Let me tell you about the LONGEST DAY OF MY LIFE

(Photos forthcoming)

-On Friday Julia and I woke up at 4:01am for our flight to Vegas, having gone to bed at 1am-ish after a rousing night of karaoke.
-We ordered our first drinks on the plane, so as not to DIE OF HANGOVER.  Our flight attendant was a royal bitch.  I may or may not have issued commentary on the tightness of her asshole.  It is at this point that Julia and I realize (again) that we hate EVERYONE.
-At the airport we collected Steve and Aman.
-Happily, we were able to check in at around 9ish.
-Drank in the room.
-Showered (<- INEXPLICABLE TIME LAPSE)
-Found Daphne, ate at FOOD COURT (we are classy)
-Wandered? (<- INSERT GIANT TIME GAP HERE)
-Made it somewhat halfway back to room in order to nap, instead found Steve and Aman at bar, drank.
-Napped.
-Drank/Dressed/Drank (<- TIME LAPSE)
-BIG FUCKING QUESTION MARK AS TO WHAT HAPPENED HERE
-Ate! At!

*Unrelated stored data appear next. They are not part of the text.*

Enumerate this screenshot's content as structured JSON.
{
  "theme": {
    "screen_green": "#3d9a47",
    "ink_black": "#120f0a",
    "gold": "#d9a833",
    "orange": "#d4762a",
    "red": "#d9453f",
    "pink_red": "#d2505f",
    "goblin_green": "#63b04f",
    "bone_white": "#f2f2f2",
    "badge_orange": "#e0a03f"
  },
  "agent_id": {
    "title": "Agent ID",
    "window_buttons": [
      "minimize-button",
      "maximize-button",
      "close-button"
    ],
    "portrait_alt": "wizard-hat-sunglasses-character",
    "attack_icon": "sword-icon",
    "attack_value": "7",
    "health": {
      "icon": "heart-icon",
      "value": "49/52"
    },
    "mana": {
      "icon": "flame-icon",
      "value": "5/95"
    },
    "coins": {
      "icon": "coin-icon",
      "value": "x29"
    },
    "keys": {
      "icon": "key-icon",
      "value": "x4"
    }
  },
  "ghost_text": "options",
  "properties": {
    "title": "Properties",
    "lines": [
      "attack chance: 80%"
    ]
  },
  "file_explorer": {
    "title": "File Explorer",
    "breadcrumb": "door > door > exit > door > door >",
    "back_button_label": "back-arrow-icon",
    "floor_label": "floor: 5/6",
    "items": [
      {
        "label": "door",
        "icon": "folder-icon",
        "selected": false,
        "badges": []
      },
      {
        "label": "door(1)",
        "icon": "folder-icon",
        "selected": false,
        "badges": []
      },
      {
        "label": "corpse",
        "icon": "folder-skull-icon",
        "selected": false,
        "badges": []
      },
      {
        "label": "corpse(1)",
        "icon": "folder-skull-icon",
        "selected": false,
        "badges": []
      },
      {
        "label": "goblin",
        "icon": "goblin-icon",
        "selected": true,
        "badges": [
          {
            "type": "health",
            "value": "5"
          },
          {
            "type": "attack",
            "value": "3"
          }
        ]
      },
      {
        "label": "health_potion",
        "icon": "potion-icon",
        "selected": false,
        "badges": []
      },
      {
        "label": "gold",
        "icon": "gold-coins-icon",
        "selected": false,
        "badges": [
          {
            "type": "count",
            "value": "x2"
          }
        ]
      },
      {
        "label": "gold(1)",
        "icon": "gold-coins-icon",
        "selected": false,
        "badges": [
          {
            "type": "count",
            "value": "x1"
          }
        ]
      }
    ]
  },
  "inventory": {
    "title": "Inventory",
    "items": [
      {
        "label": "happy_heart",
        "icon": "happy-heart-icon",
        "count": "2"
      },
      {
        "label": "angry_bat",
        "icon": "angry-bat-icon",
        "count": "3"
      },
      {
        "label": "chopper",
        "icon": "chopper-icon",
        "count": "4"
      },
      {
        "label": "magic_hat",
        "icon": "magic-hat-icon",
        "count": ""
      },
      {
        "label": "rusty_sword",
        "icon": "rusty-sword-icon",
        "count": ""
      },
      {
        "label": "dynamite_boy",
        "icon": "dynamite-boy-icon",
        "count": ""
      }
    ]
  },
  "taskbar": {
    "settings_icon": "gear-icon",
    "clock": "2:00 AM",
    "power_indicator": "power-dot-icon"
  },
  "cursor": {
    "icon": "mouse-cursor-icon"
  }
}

The! Food! Court! Again!
-Uh................
-Aman's friends arrived on scene.  Happily, they were really cool.
-Perhaps there were slot machines?
-Drinking.
-Nightclub?  Yes I think nightclub.  Ordered vodka sodas that were in fact TALL GLASSES OF KETTLE ONE.  I had three.  At this point I start to remember SIGNIFICANTLY LESS.
-At 4am, Julia tells me, "Hey, we've been awake for 24 hours."  I respond with, "FUCK YOU."
-Eating, I drunkenly demand my food BEFORE EVERYONE ELSE.  Then I eat it and pass out. At the table.
-At 6am, in the room, I say, apropos of nothing, "ALL OF YOU ARE ASSHOLES" before falling face first onto the couch and passing out.